Alcohol-induced blackouts are gaps in a person’s memory for events that occurred while they were intoxicated. These gaps happen because alcohol temporarily blocks the transfer of memories from short-term to long-term storage—a process known as memory consolidation—in a brain area called the hippocampus. Parents need to understand the grim consequences of alcohol poisoning and recognize this severe and potentially fatal reaction to an alcohol overdose. By knowing the signs of alcohol poisoning, you can take the actions needed to save your teen’s life. Additionally, the NIAAA notes that people who start drinking before age 15 are more than three times as likely to develop AUD as an adult than people who waited until age 21 to start drinking. According to the National Institute on Alcohol Abuse and Alcoholism (NIAAA), about 3.4% of US teenagers ages 12 to 17 have AUD.

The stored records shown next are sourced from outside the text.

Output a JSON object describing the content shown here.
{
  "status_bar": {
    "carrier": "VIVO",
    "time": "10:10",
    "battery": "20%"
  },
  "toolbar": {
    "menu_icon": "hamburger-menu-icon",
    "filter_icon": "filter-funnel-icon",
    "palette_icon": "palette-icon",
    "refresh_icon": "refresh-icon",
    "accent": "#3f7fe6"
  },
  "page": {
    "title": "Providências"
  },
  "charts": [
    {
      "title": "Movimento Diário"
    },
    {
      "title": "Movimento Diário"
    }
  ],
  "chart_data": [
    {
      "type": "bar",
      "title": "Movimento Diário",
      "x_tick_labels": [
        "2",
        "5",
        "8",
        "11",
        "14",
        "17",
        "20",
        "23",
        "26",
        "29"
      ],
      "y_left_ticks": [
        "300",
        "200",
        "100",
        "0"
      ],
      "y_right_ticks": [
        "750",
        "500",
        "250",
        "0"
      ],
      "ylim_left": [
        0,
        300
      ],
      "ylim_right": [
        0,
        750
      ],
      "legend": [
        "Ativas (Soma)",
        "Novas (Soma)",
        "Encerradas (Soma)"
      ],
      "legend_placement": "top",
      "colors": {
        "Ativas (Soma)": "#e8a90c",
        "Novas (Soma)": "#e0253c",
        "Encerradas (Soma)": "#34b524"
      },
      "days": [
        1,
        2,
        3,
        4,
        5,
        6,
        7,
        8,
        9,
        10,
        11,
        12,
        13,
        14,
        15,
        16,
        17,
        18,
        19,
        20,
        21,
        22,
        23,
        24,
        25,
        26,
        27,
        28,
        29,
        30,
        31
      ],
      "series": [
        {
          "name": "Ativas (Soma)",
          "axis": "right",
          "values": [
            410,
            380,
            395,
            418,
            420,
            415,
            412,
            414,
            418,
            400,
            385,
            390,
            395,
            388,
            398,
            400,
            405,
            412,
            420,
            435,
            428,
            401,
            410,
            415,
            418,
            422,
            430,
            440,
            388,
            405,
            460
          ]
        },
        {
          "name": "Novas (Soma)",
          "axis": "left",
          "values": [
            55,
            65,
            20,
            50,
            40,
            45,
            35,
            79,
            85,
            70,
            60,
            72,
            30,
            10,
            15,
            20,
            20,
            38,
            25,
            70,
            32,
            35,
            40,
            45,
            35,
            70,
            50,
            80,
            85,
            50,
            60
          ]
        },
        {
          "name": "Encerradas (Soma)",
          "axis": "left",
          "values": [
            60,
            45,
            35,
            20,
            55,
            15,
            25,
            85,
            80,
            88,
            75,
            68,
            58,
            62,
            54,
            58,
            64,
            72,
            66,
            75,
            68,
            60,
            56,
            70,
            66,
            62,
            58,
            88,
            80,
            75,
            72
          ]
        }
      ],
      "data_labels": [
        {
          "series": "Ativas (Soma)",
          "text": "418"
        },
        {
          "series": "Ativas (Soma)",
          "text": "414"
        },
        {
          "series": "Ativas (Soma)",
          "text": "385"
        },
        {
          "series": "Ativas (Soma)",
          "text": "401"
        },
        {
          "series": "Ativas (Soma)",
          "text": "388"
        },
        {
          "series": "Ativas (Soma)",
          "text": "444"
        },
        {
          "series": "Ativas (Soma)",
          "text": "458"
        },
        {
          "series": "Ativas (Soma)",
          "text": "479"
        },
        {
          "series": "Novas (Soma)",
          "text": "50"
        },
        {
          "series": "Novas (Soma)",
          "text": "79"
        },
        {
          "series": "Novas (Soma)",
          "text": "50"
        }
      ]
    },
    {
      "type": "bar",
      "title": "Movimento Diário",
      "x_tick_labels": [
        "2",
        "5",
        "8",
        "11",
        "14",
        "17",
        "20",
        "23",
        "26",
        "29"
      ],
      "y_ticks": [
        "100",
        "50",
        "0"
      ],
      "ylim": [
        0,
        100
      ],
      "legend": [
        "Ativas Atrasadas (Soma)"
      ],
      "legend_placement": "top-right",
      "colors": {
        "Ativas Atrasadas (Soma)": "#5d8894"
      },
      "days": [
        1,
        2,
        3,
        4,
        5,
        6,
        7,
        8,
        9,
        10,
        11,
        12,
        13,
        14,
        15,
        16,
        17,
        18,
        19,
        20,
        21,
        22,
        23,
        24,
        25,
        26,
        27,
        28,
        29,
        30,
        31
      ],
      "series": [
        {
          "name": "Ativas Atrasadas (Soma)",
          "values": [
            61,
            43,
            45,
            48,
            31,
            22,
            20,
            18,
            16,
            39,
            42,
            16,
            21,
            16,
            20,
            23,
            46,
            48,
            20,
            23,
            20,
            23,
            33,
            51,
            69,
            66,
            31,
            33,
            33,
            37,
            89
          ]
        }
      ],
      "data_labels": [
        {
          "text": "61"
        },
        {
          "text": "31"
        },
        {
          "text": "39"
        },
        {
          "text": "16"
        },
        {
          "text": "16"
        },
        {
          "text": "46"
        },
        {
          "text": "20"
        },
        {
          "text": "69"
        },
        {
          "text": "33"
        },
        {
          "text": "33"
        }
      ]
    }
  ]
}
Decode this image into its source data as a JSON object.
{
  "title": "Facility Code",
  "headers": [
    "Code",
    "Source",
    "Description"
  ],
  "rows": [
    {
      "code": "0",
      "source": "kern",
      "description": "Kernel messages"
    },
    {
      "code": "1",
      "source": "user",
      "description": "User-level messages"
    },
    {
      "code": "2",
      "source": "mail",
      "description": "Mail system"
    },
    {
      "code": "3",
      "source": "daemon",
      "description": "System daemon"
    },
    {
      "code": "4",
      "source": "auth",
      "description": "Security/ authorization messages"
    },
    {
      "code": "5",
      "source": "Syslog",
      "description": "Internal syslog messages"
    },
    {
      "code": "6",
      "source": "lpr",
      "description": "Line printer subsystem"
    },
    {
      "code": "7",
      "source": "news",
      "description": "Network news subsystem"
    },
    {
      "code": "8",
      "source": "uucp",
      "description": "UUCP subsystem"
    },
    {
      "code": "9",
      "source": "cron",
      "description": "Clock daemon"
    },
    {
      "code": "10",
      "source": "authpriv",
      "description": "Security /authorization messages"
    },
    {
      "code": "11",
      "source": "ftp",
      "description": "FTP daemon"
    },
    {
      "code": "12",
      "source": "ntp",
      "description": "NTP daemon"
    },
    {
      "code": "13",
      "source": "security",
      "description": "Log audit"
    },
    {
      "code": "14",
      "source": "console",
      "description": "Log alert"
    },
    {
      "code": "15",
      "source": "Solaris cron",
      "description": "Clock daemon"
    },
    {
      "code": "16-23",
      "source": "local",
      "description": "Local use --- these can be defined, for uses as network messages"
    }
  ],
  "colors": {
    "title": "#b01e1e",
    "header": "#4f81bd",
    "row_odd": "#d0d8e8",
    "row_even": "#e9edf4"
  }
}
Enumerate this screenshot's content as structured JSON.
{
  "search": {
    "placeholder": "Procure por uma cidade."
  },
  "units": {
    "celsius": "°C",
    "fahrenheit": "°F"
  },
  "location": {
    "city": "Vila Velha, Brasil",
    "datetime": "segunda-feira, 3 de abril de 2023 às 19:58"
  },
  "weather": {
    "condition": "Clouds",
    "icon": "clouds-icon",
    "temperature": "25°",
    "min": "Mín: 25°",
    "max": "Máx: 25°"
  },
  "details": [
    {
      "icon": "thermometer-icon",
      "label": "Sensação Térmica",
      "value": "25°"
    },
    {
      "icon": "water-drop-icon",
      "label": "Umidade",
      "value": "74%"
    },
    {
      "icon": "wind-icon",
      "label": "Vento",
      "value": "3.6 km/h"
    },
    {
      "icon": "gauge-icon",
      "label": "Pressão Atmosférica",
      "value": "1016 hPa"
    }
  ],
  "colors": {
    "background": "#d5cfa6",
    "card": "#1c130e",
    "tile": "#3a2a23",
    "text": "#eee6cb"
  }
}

Other studies have shown that alcohol use tends to increase with age during adolescence, with older teens more likely to drink and engage in heavy or binge drinking. Thus, as a parent or a loved one of a young person, we want you to know more about teen alcohol abuse and underage drinking. Before illuminating the problem of teen binge drinking, going into the risk factors for teenage alcohol abuse, and then detailing the signs of teen drinking, you need to know the statistics. Given the combination of health and safety risks, parents need to keep teens and alcohol abuse far apart. When teens drink, dangerous and destructive things tend to happen.

Alcohol poisoning is the potentially fatal result of drinking excessive amounts of alcohol in a short period. It is caused by alcohol slowing down the body’s functions (for example, breathing, heart rate, and gag reflex), thereby potentially leading to choking, coma, stopped breathing, stopped heart, and death. Studies show a relationship between underage drinking behaviors and the drinking behaviors of adult relatives, adults in the same household, and adults in the same community and state. Underage alcohol consumption is common in the United States and can have harmful outcomes. A comprehensive approach that includes effective policy strategies can prevent underage drinking and related harms.

In fact, the National Institutes of Health (NIH) established the National Institute on Alcohol Abuse and Alcoholism (NIAAA) to address the problem. In a recent publication, the NIAAA rightfully raised the alarm about teen alcohol abuse and underage drinking. Some research indicates that psychiatric medications like lithium (Lithobid), fluoxetine (Prozac), and sertraline (Zoloft) may be useful in decreasing alcohol use in teens who have another mental health disorder in addition to alcohol abuse. Ondansetron (Zofran) may reduce alcohol cravings in people whose problem drinking began before they were 25 years old.